Übereignung eines GbR-Grundstücks, negative Publizität des Handelsregisters

Die Jurafuchs-Methode schichtet ab: Das sind die 9 wichtigsten Rechtsfragen, die es zu diesem Fall zu verstehen gilt

1. S und T konnten die GbR bei der Verfügung über das Grundstück ohne Weiteres wirksam vertreten (§§ 873, 925 Abs. 1 BGB).

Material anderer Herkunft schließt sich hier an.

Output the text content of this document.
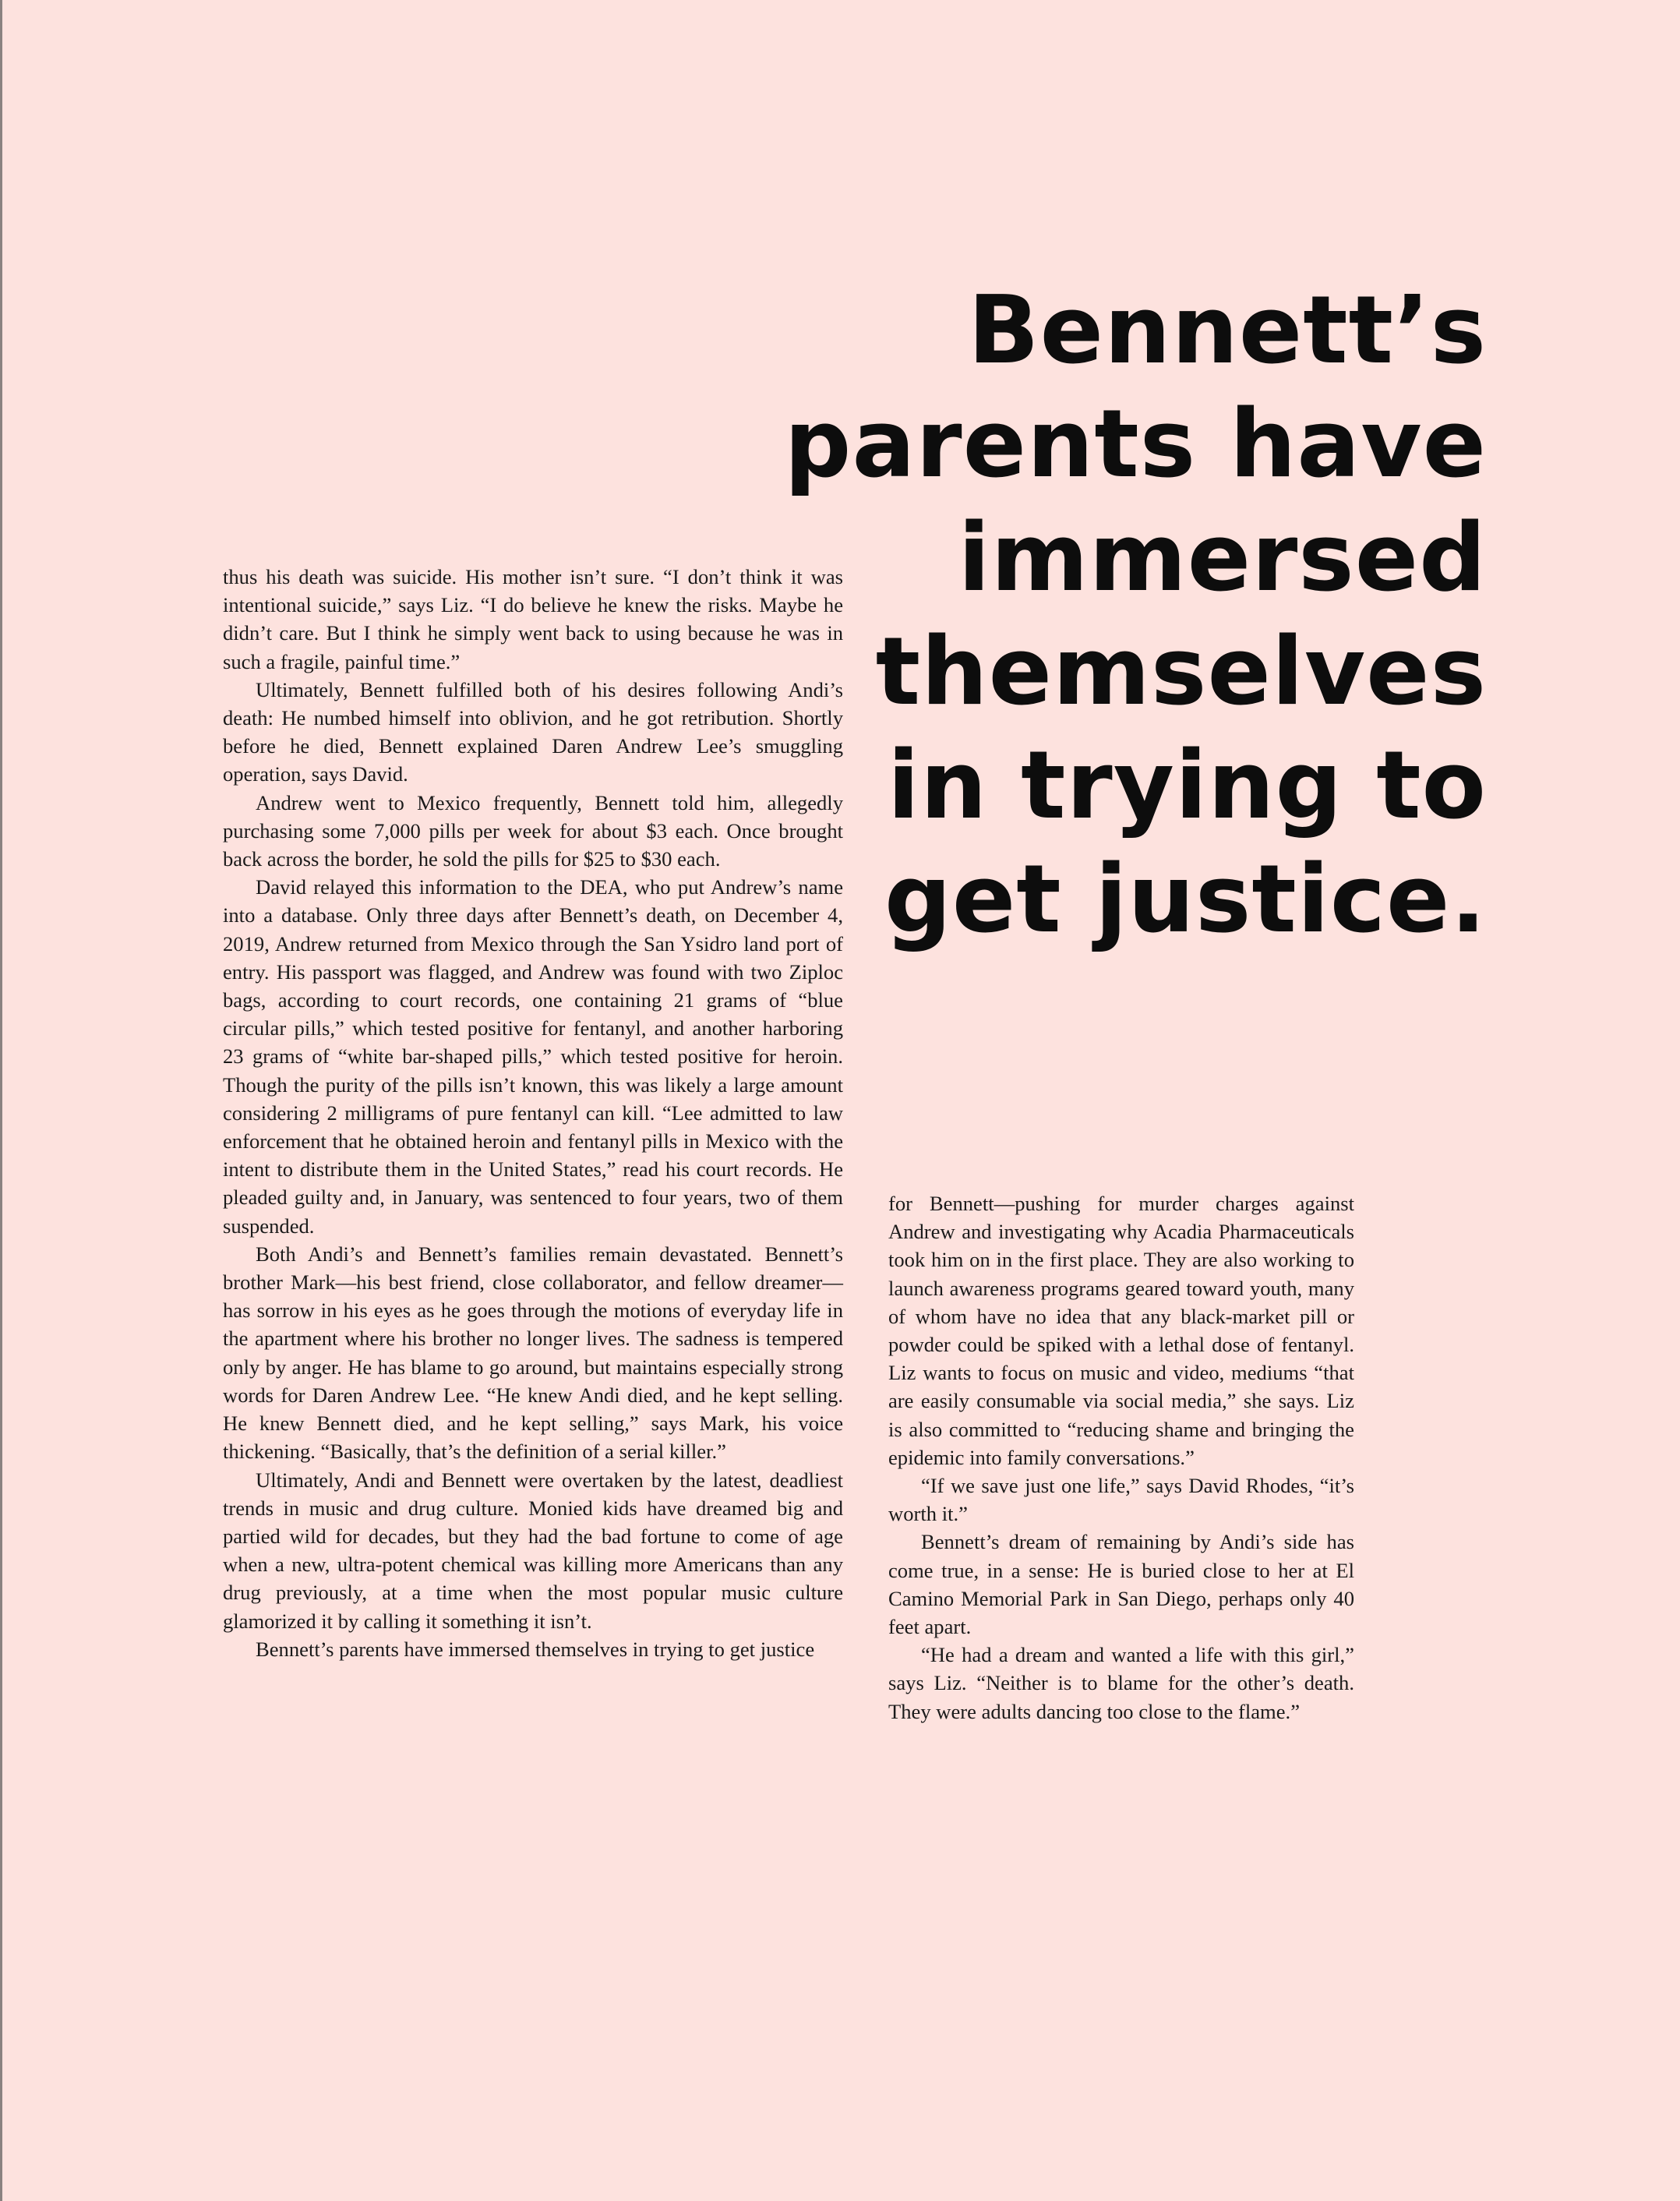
Bennett’s
parents have
immersed
themselves
in trying to
get justice.

thus his death was suicide. His mother isn’t sure. “I don’t think it was intentional suicide,” says Liz. “I do believe he knew the risks. Maybe he didn’t care. But I think he simply went back to using because he was in such a fragile, painful time.”

Ultimately, Bennett fulfilled both of his desires following Andi’s death: He numbed himself into oblivion, and he got retribution. Shortly before he died, Bennett explained Daren Andrew Lee’s smuggling operation, says David.

Andrew went to Mexico frequently, Bennett told him, allegedly purchasing some 7,000 pills per week for about $3 each. Once brought back across the border, he sold the pills for $25 to $30 each.

David relayed this information to the DEA, who put Andrew’s name into a database. Only three days after Bennett’s death, on December 4, 2019, Andrew returned from Mexico through the San Ysidro land port of entry. His passport was flagged, and Andrew was found with two Ziploc bags, according to court records, one containing 21 grams of “blue circular pills,” which tested positive for fentanyl, and another harboring 23 grams of “white bar-shaped pills,” which tested positive for heroin. Though the purity of the pills isn’t known, this was likely a large amount considering 2 milligrams of pure fentanyl can kill. “Lee admitted to law enforcement that he obtained heroin and fentanyl pills in Mexico with the intent to distribute them in the United States,” read his court records. He pleaded guilty and, in January, was sentenced to four years, two of them suspended.

Both Andi’s and Bennett’s families remain devastated. Bennett’s brother Mark—his best friend, close collaborator, and fellow dreamer—has sorrow in his eyes as he goes through the motions of everyday life in the apartment where his brother no longer lives. The sadness is tempered only by anger. He has blame to go around, but maintains especially strong words for Daren Andrew Lee. “He knew Andi died, and he kept selling. He knew Bennett died, and he kept selling,” says Mark, his voice thickening. “Basically, that’s the definition of a serial killer.”

Ultimately, Andi and Bennett were overtaken by the latest, deadliest trends in music and drug culture. Monied kids have dreamed big and partied wild for decades, but they had the bad fortune to come of age when a new, ultra-potent chemical was killing more Americans than any drug previously, at a time when the most popular music culture glamorized it by calling it something it isn’t.

Bennett’s parents have immersed themselves in trying to get justice

for Bennett—pushing for murder charges against Andrew and investigating why Acadia Pharmaceuticals took him on in the first place. They are also working to launch awareness programs geared toward youth, many of whom have no idea that any black-market pill or powder could be spiked with a lethal dose of fentanyl. Liz wants to focus on music and video, mediums “that are easily consumable via social media,” she says. Liz is also committed to “reducing shame and bringing the epidemic into family conversations.”

“If we save just one life,” says David Rhodes, “it’s worth it.”

Bennett’s dream of remaining by Andi’s side has come true, in a sense: He is buried close to her at El Camino Memorial Park in San Diego, perhaps only 40 feet apart.

“He had a dream and wanted a life with this girl,” says Liz. “Neither is to blame for the other’s death. They were adults dancing too close to the flame.”
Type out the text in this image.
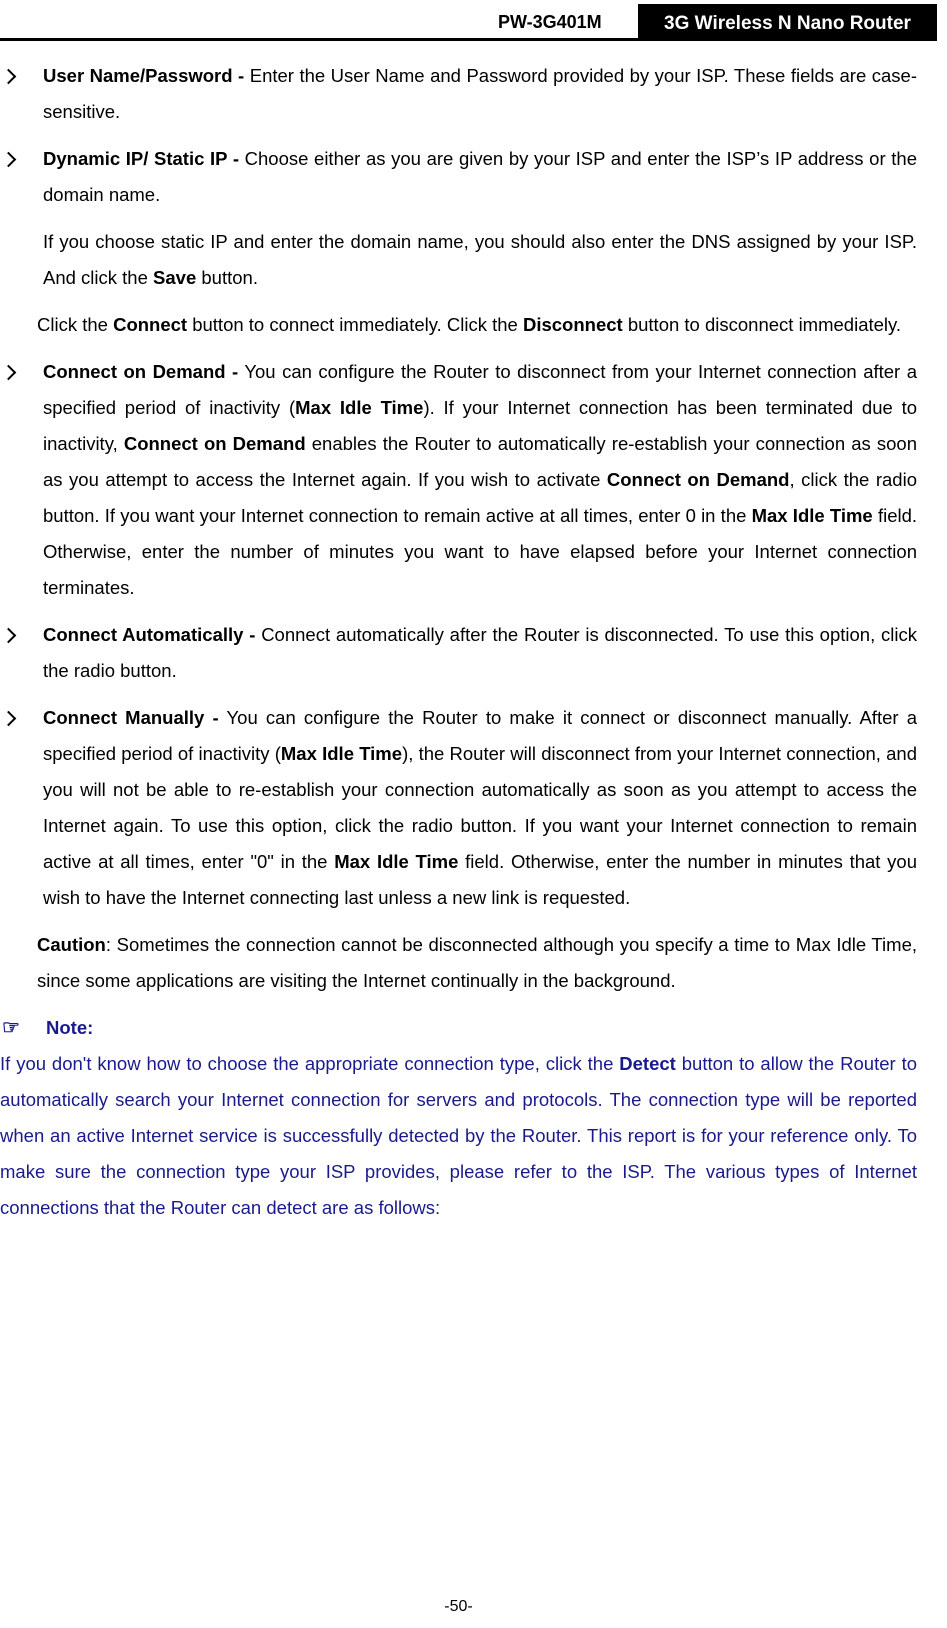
PW-3G401M	3G Wireless N Nano Router
User Name/Password - Enter the User Name and Password provided by your ISP. These fields are case-sensitive.
Dynamic IP/ Static IP - Choose either as you are given by your ISP and enter the ISP’s IP address or the domain name.
If you choose static IP and enter the domain name, you should also enter the DNS assigned by your ISP. And click the Save button.
Click the Connect button to connect immediately. Click the Disconnect button to disconnect immediately.
Connect on Demand - You can configure the Router to disconnect from your Internet connection after a specified period of inactivity (Max Idle Time). If your Internet connection has been terminated due to inactivity, Connect on Demand enables the Router to automatically re-establish your connection as soon as you attempt to access the Internet again. If you wish to activate Connect on Demand, click the radio button. If you want your Internet connection to remain active at all times, enter 0 in the Max Idle Time field. Otherwise, enter the number of minutes you want to have elapsed before your Internet connection terminates.
Connect Automatically - Connect automatically after the Router is disconnected. To use this option, click the radio button.
Connect Manually - You can configure the Router to make it connect or disconnect manually. After a specified period of inactivity (Max Idle Time), the Router will disconnect from your Internet connection, and you will not be able to re-establish your connection automatically as soon as you attempt to access the Internet again. To use this option, click the radio button. If you want your Internet connection to remain active at all times, enter "0" in the Max Idle Time field. Otherwise, enter the number in minutes that you wish to have the Internet connecting last unless a new link is requested.
Caution: Sometimes the connection cannot be disconnected although you specify a time to Max Idle Time, since some applications are visiting the Internet continually in the background.
☞ Note:
If you don't know how to choose the appropriate connection type, click the Detect button to allow the Router to automatically search your Internet connection for servers and protocols. The connection type will be reported when an active Internet service is successfully detected by the Router. This report is for your reference only. To make sure the connection type your ISP provides, please refer to the ISP. The various types of Internet connections that the Router can detect are as follows:
-50-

Nein, das ist nicht der Fall!

Für die Übereignung eines Grundstücks bedarf es einer dinglichen Einigung in Form der Auflassung (§§ 873 Abs. 1, 925 Abs. 1 BGB). Die Vertretung einer GbR nach § 164 Abs. 1 BGB verlangt bei Gesamtvertretungsmacht (§ 720 BGB) die Vertretung durch alle Gesellschafter. Gesellschafter der Immo-GbR sind zum Zeitpunkt des Notartermins T und B. Eine Vertretung der GbR setzt mangels anderweitiger Regelungen im Gesellschaftsvertrag daher grundsätzlich eine gemeinsame Vertretung durch T und B voraus (§§ 164, 720, Abs. 3 BGB) und nicht durch S und T.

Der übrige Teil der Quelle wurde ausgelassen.